As spring begins to, well, spring in the Capital Region, that means the center of wine gravity will shift away from the red wines of winter and towards the crisper, lighter and increasingly pink wines of summer. A word of warning: Rosé is falling to the curse of popularity.
It’s a familiar tale: a style of wine becomes all the rage, first among opinion-formers and then, with the general public. The industry responds to the unexpected jump in demand by sourcing grapes from wherever it can, making the wine as quickly as possible. More and more labels and wine-making companies enter the market, putting further pressure on the supply of quality grapes, and the substitutes are sourced from places entirely unsuited to making grapes for the in-demand wine style. Prices rise as quality declines.

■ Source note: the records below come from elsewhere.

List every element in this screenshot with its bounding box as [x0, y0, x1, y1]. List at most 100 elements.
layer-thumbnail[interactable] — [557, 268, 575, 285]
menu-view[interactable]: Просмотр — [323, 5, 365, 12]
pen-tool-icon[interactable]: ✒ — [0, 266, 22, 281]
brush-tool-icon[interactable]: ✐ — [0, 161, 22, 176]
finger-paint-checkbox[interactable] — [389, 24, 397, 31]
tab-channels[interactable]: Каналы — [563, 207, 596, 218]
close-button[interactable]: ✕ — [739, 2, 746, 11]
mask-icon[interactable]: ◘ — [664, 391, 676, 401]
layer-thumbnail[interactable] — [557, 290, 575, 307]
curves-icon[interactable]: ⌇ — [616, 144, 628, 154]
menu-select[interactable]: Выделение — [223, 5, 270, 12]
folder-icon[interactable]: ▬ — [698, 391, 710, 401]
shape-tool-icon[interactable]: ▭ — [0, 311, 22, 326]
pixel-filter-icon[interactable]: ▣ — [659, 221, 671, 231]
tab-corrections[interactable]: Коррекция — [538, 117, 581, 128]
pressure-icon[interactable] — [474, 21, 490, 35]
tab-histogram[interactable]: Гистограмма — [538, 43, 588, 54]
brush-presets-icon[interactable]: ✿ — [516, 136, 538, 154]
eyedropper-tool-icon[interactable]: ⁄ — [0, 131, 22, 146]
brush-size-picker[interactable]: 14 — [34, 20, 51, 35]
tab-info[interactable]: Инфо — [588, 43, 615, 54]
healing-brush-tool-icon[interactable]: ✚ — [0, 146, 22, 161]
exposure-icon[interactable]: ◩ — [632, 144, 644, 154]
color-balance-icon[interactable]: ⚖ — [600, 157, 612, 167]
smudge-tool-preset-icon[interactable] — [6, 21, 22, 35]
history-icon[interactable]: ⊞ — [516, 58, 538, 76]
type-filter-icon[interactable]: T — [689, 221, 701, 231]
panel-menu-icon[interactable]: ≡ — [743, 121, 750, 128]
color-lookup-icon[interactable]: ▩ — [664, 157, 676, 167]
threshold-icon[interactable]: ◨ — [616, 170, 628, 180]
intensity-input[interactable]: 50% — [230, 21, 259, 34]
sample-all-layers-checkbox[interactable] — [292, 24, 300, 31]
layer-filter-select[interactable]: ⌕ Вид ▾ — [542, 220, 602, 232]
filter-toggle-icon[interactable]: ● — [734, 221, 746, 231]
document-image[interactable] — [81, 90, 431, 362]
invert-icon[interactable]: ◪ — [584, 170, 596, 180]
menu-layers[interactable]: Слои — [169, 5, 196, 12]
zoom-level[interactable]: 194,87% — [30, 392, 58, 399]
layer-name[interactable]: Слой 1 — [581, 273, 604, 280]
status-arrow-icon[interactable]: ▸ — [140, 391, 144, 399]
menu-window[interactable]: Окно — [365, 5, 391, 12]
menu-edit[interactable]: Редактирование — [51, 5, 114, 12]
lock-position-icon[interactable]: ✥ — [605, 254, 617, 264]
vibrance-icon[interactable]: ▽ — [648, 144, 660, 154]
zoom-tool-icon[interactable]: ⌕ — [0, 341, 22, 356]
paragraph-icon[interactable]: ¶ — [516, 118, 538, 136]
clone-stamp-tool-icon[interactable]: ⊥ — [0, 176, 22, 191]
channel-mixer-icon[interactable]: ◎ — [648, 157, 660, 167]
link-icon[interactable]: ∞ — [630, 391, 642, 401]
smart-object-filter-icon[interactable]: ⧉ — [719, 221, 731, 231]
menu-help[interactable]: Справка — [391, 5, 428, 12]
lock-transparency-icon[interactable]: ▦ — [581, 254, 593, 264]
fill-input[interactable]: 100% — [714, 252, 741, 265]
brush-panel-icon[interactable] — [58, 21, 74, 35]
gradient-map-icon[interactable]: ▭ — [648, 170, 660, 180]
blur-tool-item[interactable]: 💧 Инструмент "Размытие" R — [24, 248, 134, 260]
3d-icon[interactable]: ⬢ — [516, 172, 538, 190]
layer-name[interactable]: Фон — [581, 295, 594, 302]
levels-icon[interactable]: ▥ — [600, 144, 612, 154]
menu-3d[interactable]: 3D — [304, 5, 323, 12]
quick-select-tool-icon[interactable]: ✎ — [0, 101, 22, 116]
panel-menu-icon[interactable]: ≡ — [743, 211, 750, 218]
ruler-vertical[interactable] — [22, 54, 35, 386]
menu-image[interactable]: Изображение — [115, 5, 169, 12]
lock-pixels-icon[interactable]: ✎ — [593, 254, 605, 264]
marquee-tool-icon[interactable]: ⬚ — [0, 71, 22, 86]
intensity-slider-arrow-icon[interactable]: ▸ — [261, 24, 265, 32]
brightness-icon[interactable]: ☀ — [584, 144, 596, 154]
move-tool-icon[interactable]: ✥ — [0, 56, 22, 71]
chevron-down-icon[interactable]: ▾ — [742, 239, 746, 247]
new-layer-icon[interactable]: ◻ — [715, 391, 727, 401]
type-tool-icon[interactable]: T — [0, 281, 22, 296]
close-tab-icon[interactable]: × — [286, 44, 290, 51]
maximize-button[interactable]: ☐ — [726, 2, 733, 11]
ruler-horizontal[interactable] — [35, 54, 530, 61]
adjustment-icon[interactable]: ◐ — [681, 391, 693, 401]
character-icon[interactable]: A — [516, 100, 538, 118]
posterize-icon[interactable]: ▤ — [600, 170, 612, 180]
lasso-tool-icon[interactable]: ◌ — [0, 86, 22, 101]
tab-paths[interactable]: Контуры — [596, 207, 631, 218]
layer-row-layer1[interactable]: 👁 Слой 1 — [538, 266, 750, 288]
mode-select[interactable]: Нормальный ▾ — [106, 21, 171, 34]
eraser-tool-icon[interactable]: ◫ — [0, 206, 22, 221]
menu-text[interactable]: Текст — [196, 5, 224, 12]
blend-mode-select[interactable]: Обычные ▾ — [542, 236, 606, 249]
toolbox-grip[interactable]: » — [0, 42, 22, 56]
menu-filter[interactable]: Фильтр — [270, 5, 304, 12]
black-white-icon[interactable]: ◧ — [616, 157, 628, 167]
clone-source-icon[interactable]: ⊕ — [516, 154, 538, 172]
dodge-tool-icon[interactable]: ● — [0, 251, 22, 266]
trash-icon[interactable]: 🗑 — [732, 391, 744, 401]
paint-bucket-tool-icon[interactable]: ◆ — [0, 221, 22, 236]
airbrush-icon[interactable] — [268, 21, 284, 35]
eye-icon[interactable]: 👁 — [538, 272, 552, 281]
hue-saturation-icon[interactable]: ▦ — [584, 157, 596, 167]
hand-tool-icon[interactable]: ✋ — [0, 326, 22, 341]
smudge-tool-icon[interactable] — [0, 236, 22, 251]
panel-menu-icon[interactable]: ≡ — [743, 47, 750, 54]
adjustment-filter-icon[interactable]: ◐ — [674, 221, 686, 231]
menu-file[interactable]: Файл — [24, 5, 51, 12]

In less than a decade, one extremely popular southern French rosé brand has increased sales from 0 to ~600,000 cases, which suggests somewhere between 2000 and 3000 acres of vineyard—3000 soccer fields—dedicated to growing grapes for this one brand alone. The grapes must come from everywhere—hardly a wine of place.
It’s also worth remembering that rosé is cheap to make and spends no time in the cellar—yet increasingly its price is right up there. Meanwhile, while the fashion for very pale wine continues, winemakers will contentedly add a greater and greater proportion of less expensive white wine grapes into the mix.
Slowly and inexorably, sentiment turns; people like me start writing pieces like this (or, more outspokenly, like this one from the Los Angeles Times), and the public, so quick to make rosé their favorite, will leave for the next new thing.
It’s happened to Riesling and also Beaujolais. More recently, it happened to Merlot, Shiraz and oaky-aged Chardonnay. Days of wines and rosés, indeed.